Colson: Caucus? Primary? What’s it all mean?
I’ve been reading about the Iowa caucus system, which leaps into action today (Feb. 1) at the pace of an arthritic turtle after a heavy meal, primed to be the first state to declare a winner in the race to become president of the U.S. of A. this year.
Due to my early deadline, I have no idea who will come out on top for Democrats, Republicans and any other parties daft enough to be pulling out all the stops for this contest.
But the winner is not my point here. Rather, I’m puzzled and intrigued as to why we put so much emphasis on a vote-counting, nominating system that one online commentator referred to as “absurd,” although he also granted that the idea of gathering with neighbors and fellow politicos to pick a president “has a certain archaic charm.”
I should note here that Colorado also uses the caucus system, instead of a primary election, to choose its preferred presidential winner-to-be, although the Republican Party this year has opted to forego caucusing due to the large and confusing field of candidates.
Anyway, the declaration that the caucus system is “absurd” is in reference to the arcane, plodding way that caucuses go about their business in some 1,700 voter precincts across the sparsely populated state of Iowa.
There are a few more than 3 million people living there, and while there is little reporting about the numbers of people taking part in the caucus system, one estimate in 2004 indicated roughly 124,000 Democrats were involved that year.
By 2008, that number rose to nearly 240,000 for the Democrats, thanks largely to the face-off between then-Sen. Barack Obama and former Secretary of State Hillary Rodham Clinton, for a turnout of nearly 40 percent, but most observers have concluded that the turnout for Dems that year was an anomaly.
In general, turnout is roughly 20 percent of the registered voters for each party (as it was in 2008 for the Iowa GOP), and has held at that level for most elections so far in this century, in a state in which there are approximately 600,000 registered voters in each party.
So, if the numbers hold true, that could mean that perhaps 240,000 people per party in Iowa can be expected to be casting ballots in the first actual voting process in the national presidential race for this year.
The fact that those voters are largely white, middle-class, evangelical and very conservative, hardly a representative sample of today’s American voting bloc, is just one of the quirks of our political system.
Remember, too, that caucus votes actually are meant to elect delegates to succeeding conventions at the district, state and national levels, which muddies the waters somewhat in making conclusions about winners and losers.
Thanks to its first-in-line status, the Iowa system has far greater clout than other state nominating contests, and has been studied and parsed over the years by various pundits and statisticians, so there is more to go on in terms of information about how this is all supposed to work, and what it all means.
And the information certainly is interesting, if not outright amusing to behold.
For instance, in Iowa, 17-year-olds can participate if their 18th birthday will come before the actual day of the national presidential election, Nov. 8.

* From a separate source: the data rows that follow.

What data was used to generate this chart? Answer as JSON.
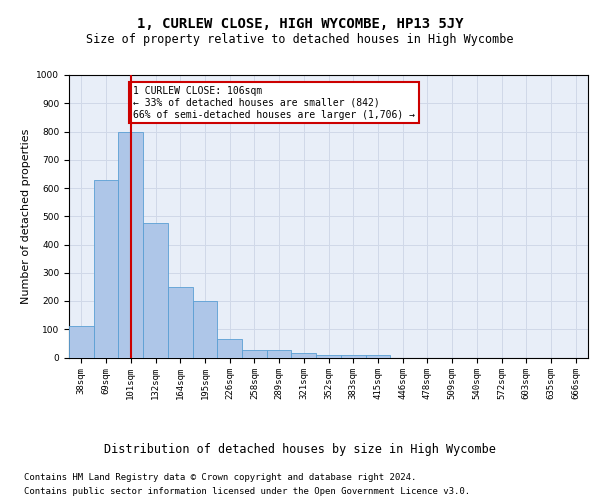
{
  "title": "1, CURLEW CLOSE, HIGH WYCOMBE, HP13 5JY",
  "subtitle": "Size of property relative to detached houses in High Wycombe",
  "xlabel": "Distribution of detached houses by size in High Wycombe",
  "ylabel": "Number of detached properties",
  "bar_labels": [
    "38sqm",
    "69sqm",
    "101sqm",
    "132sqm",
    "164sqm",
    "195sqm",
    "226sqm",
    "258sqm",
    "289sqm",
    "321sqm",
    "352sqm",
    "383sqm",
    "415sqm",
    "446sqm",
    "478sqm",
    "509sqm",
    "540sqm",
    "572sqm",
    "603sqm",
    "635sqm",
    "666sqm"
  ],
  "bar_values": [
    110,
    630,
    800,
    475,
    250,
    200,
    65,
    28,
    25,
    15,
    10,
    10,
    10,
    0,
    0,
    0,
    0,
    0,
    0,
    0,
    0
  ],
  "bar_color": "#aec6e8",
  "bar_edge_color": "#5a9fd4",
  "vline_x": 2,
  "vline_color": "#cc0000",
  "annotation_text": "1 CURLEW CLOSE: 106sqm\n← 33% of detached houses are smaller (842)\n66% of semi-detached houses are larger (1,706) →",
  "annotation_box_color": "#ffffff",
  "annotation_box_edgecolor": "#cc0000",
  "ylim": [
    0,
    1000
  ],
  "yticks": [
    0,
    100,
    200,
    300,
    400,
    500,
    600,
    700,
    800,
    900,
    1000
  ],
  "grid_color": "#d0d8e8",
  "background_color": "#e8eef8",
  "footer_line1": "Contains HM Land Registry data © Crown copyright and database right 2024.",
  "footer_line2": "Contains public sector information licensed under the Open Government Licence v3.0.",
  "title_fontsize": 10,
  "subtitle_fontsize": 8.5,
  "xlabel_fontsize": 8.5,
  "ylabel_fontsize": 8,
  "tick_fontsize": 6.5,
  "footer_fontsize": 6.5
}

The prevailing wisdom concerning how Iowa got to be the nation’s first-in-line assessment of the presidential race is another somewhat amusing tidbit — it was all basically a mistake that got started in 1972, according to a political science professor from the University of Iowa.
The professor, named Cary Covington, told the New York Daily News that Iowa’s Democratic Party moved its caucus day to a date earlier than the New Hampshire primary that year “because of scheduling issues.” New Hampshire had held the first-in-time honors up until then, and no one was really that upset about the switch at the time.

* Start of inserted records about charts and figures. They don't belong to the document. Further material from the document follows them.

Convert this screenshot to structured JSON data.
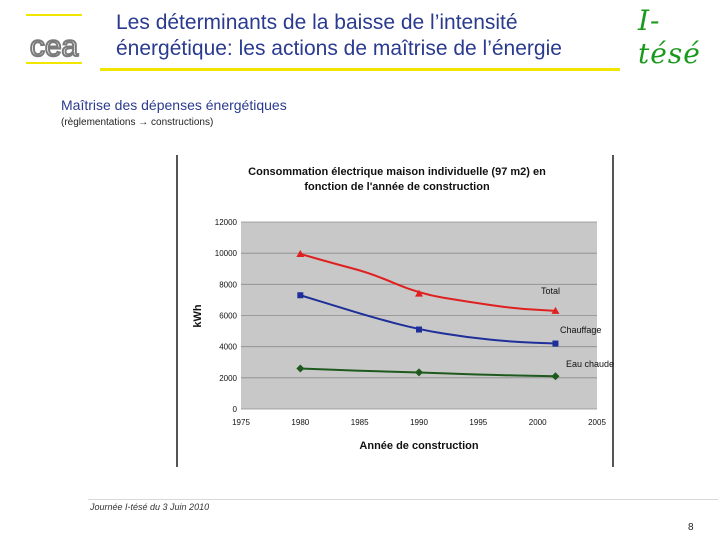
{
  "header": {
    "title_line1": "Les déterminants de la baisse de l’intensité",
    "title_line2": "énergétique: les actions de maîtrise de l’énergie",
    "brand": "I-tésé",
    "logo_text": "cea"
  },
  "content": {
    "subtitle": "Maîtrise des dépenses énergétiques",
    "note": "(règlementations → constructions)"
  },
  "footer": {
    "text": "Journée I-tésé du 3 Juin 2010",
    "page": "8"
  },
  "colors": {
    "title": "#2a3b8f",
    "rule": "#f2e600",
    "brand": "#1a9a1a",
    "total": "#e02020",
    "chauffage": "#1f2f9a",
    "eau_chaude": "#1e5a1e",
    "plot_bg": "#c8c8c8"
  },
  "chart_data": {
    "type": "line",
    "title_line1": "Consommation électrique maison individuelle (97 m2) en",
    "title_line2": "fonction de l'année de construction",
    "xlabel": "Année de construction",
    "ylabel": "kWh",
    "xlim": [
      1975,
      2005
    ],
    "ylim": [
      0,
      12000
    ],
    "x_ticks": [
      "1975",
      "1980",
      "1985",
      "1990",
      "1995",
      "2000",
      "2005"
    ],
    "y_ticks": [
      "0",
      "2000",
      "4000",
      "6000",
      "8000",
      "10000",
      "12000"
    ],
    "grid": true,
    "series": [
      {
        "name": "Total",
        "color_key": "total",
        "marker": "triangle",
        "markers": [
          [
            1980,
            9950
          ],
          [
            1990,
            7400
          ],
          [
            2001.5,
            6300
          ]
        ],
        "curve": [
          [
            1980,
            9950
          ],
          [
            1983,
            9300
          ],
          [
            1986,
            8700
          ],
          [
            1990,
            7400
          ],
          [
            1994,
            6900
          ],
          [
            1998,
            6450
          ],
          [
            2001.5,
            6300
          ]
        ]
      },
      {
        "name": "Chauffage",
        "color_key": "chauffage",
        "marker": "square",
        "markers": [
          [
            1980,
            7300
          ],
          [
            1990,
            5100
          ],
          [
            2001.5,
            4200
          ]
        ],
        "curve": [
          [
            1980,
            7300
          ],
          [
            1983,
            6600
          ],
          [
            1986,
            5900
          ],
          [
            1990,
            5100
          ],
          [
            1994,
            4600
          ],
          [
            1998,
            4300
          ],
          [
            2001.5,
            4200
          ]
        ]
      },
      {
        "name": "Eau chaude",
        "color_key": "eau_chaude",
        "marker": "diamond",
        "markers": [
          [
            1980,
            2600
          ],
          [
            1990,
            2350
          ],
          [
            2001.5,
            2100
          ]
        ],
        "curve": [
          [
            1980,
            2600
          ],
          [
            1985,
            2450
          ],
          [
            1990,
            2350
          ],
          [
            1995,
            2200
          ],
          [
            2001.5,
            2100
          ]
        ]
      }
    ]
  }
}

But after Jimmy Carter won in Iowa four years later, propelling him to national prominence and into the White House, Iowa Republicans moved their caucus date, as well, and the pattern was established for giving candidates a chance at greater national exposure in an electoral system that wasn’t really an election.
Oh, there have been periodic spats among states to reshuffle the order of caucuses and primaries, but it’s still Iowa this week and New Hampshire next, on Feb. 9, followed by the rest of the states in a staggering display of also-ran politics.

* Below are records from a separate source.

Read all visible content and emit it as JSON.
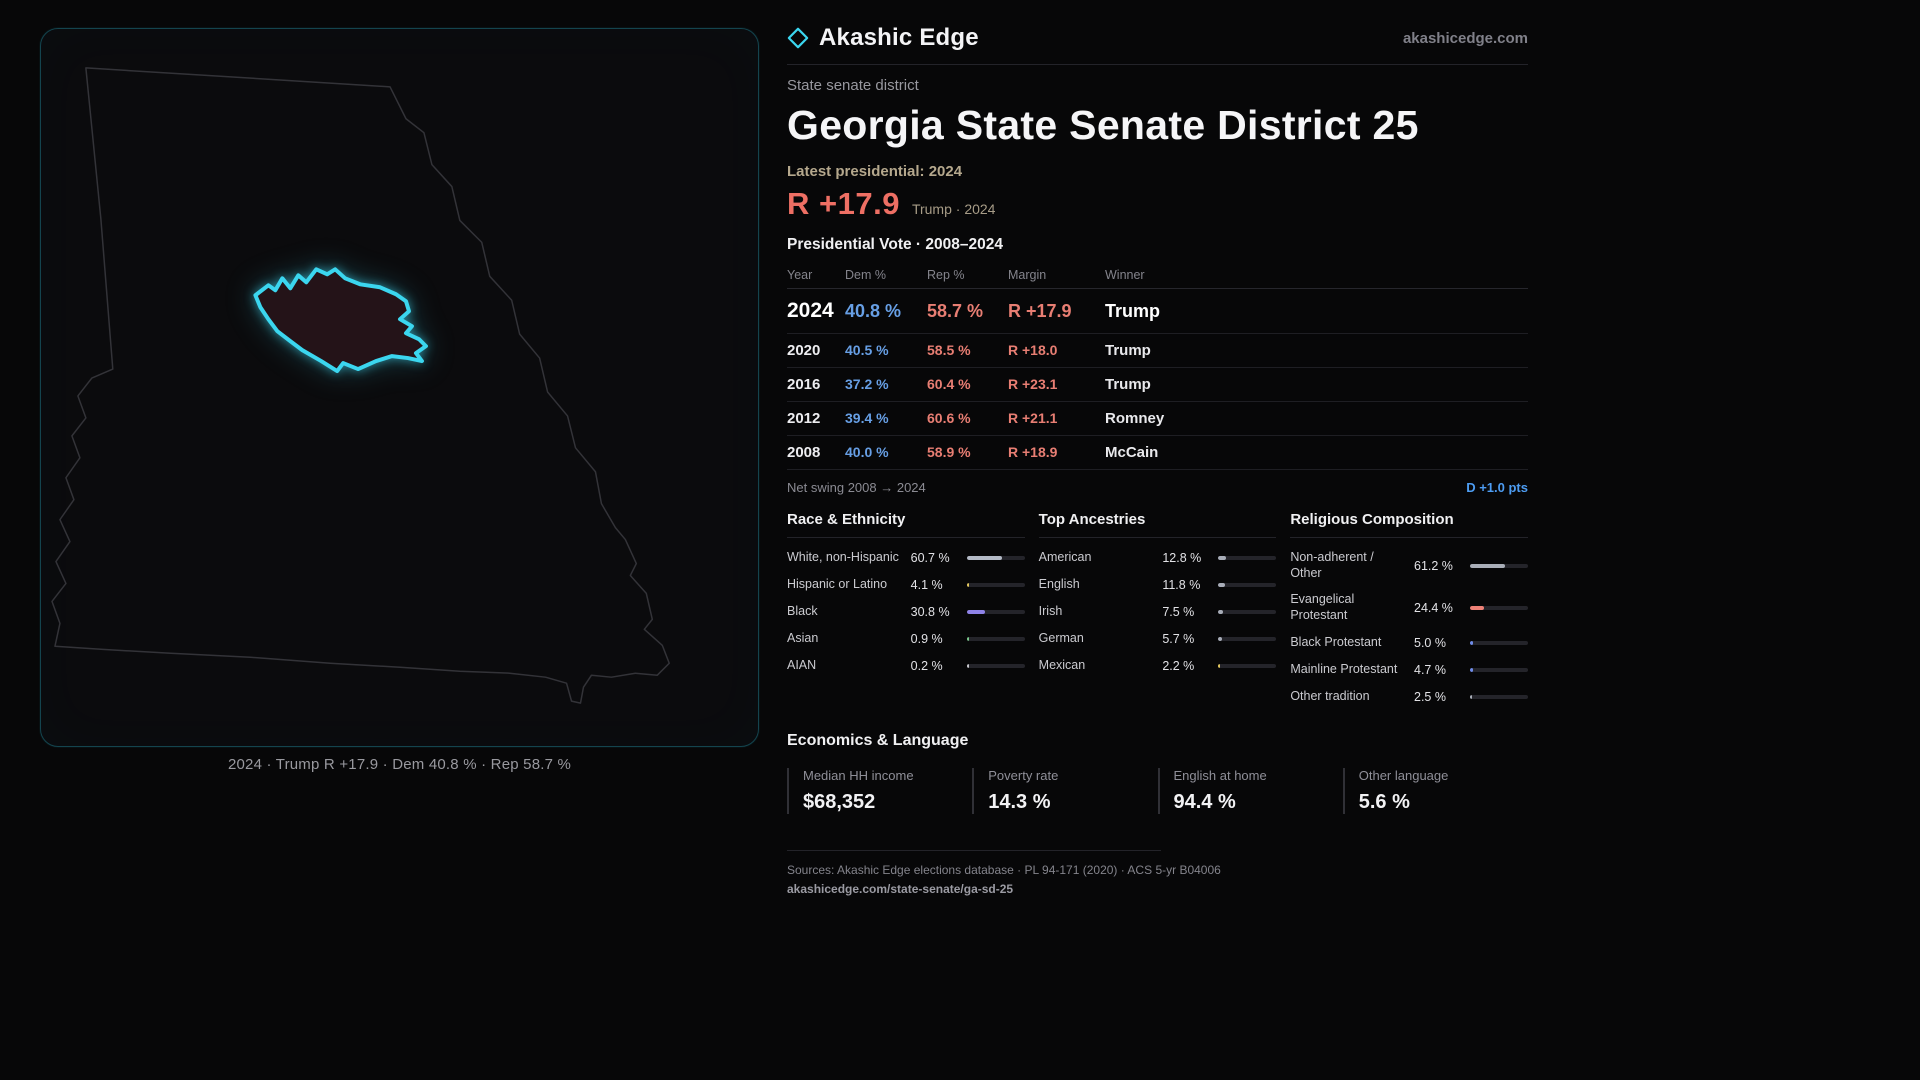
{
  "theme": {
    "background": "#070708",
    "accent_cyan": "#3bd6ef",
    "dem_blue": "#679fe5",
    "rep_red": "#ee6f64",
    "swing_blue": "#4d9cf2"
  },
  "icons": {
    "logo": "diamond-outline-icon"
  },
  "header": {
    "brand": "Akashic Edge",
    "site": "akashicedge.com"
  },
  "map": {
    "caption": "2024 · Trump R +17.9 · Dem 40.8 % · Rep 58.7 %"
  },
  "profile": {
    "kicker": "State senate district",
    "title": "Georgia State Senate District 25",
    "latest_label": "Latest presidential: 2024",
    "margin_big": "R +17.9",
    "margin_sub": "Trump · 2024"
  },
  "vote_table": {
    "title": "Presidential Vote · 2008–2024",
    "headers": [
      "Year",
      "Dem %",
      "Rep %",
      "Margin",
      "Winner"
    ],
    "rows": [
      {
        "year": "2024",
        "dem": "40.8 %",
        "rep": "58.7 %",
        "margin": "R +17.9",
        "winner": "Trump"
      },
      {
        "year": "2020",
        "dem": "40.5 %",
        "rep": "58.5 %",
        "margin": "R +18.0",
        "winner": "Trump"
      },
      {
        "year": "2016",
        "dem": "37.2 %",
        "rep": "60.4 %",
        "margin": "R +23.1",
        "winner": "Trump"
      },
      {
        "year": "2012",
        "dem": "39.4 %",
        "rep": "60.6 %",
        "margin": "R +21.1",
        "winner": "Romney"
      },
      {
        "year": "2008",
        "dem": "40.0 %",
        "rep": "58.9 %",
        "margin": "R +18.9",
        "winner": "McCain"
      }
    ],
    "net_swing_label": "Net swing 2008 → 2024",
    "net_swing_value": "D +1.0 pts"
  },
  "demographics": {
    "race": {
      "title": "Race & Ethnicity",
      "items": [
        {
          "label": "White, non-Hispanic",
          "value": "60.7 %",
          "pct": 60.7,
          "color": "#b4bac6"
        },
        {
          "label": "Hispanic or Latino",
          "value": "4.1 %",
          "pct": 4.1,
          "color": "#e4c85e"
        },
        {
          "label": "Black",
          "value": "30.8 %",
          "pct": 30.8,
          "color": "#8f83e8"
        },
        {
          "label": "Asian",
          "value": "0.9 %",
          "pct": 0.9,
          "color": "#7bc98d"
        },
        {
          "label": "AIAN",
          "value": "0.2 %",
          "pct": 0.2,
          "color": "#c9c9ce"
        }
      ]
    },
    "ancestries": {
      "title": "Top Ancestries",
      "items": [
        {
          "label": "American",
          "value": "12.8 %",
          "pct": 12.8,
          "color": "#a8adb8"
        },
        {
          "label": "English",
          "value": "11.8 %",
          "pct": 11.8,
          "color": "#a8adb8"
        },
        {
          "label": "Irish",
          "value": "7.5 %",
          "pct": 7.5,
          "color": "#a8adb8"
        },
        {
          "label": "German",
          "value": "5.7 %",
          "pct": 5.7,
          "color": "#a8adb8"
        },
        {
          "label": "Mexican",
          "value": "2.2 %",
          "pct": 2.2,
          "color": "#e4c85e"
        }
      ]
    },
    "religion": {
      "title": "Religious Composition",
      "items": [
        {
          "label": "Non-adherent / Other",
          "value": "61.2 %",
          "pct": 61.2,
          "color": "#a9aeb8"
        },
        {
          "label": "Evangelical Protestant",
          "value": "24.4 %",
          "pct": 24.4,
          "color": "#ee8177"
        },
        {
          "label": "Black Protestant",
          "value": "5.0 %",
          "pct": 5.0,
          "color": "#6f8ce8"
        },
        {
          "label": "Mainline Protestant",
          "value": "4.7 %",
          "pct": 4.7,
          "color": "#6f8ce8"
        },
        {
          "label": "Other tradition",
          "value": "2.5 %",
          "pct": 2.5,
          "color": "#a9aeb8"
        }
      ]
    }
  },
  "economics": {
    "title": "Economics & Language",
    "stats": [
      {
        "label": "Median HH income",
        "value": "$68,352"
      },
      {
        "label": "Poverty rate",
        "value": "14.3 %"
      },
      {
        "label": "English at home",
        "value": "94.4 %"
      },
      {
        "label": "Other language",
        "value": "5.6 %"
      }
    ]
  },
  "footer": {
    "sources": "Sources: Akashic Edge elections database · PL 94-171 (2020) · ACS 5-yr B04006",
    "permalink": "akashicedge.com/state-senate/ga-sd-25"
  }
}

According to figures published by the Iowa Caucus Project last year, turnout in the Republican caucuses and primaries of the remaining states hovers a little above 15 percent, leading the project website to conclude that Iowa actually does a little better than the rest of the nation in terms of getting people involved early in the political process.
What does all this mean?
Hell, I don’t know, I just felt like it was a good time for a very selective primer on the topic.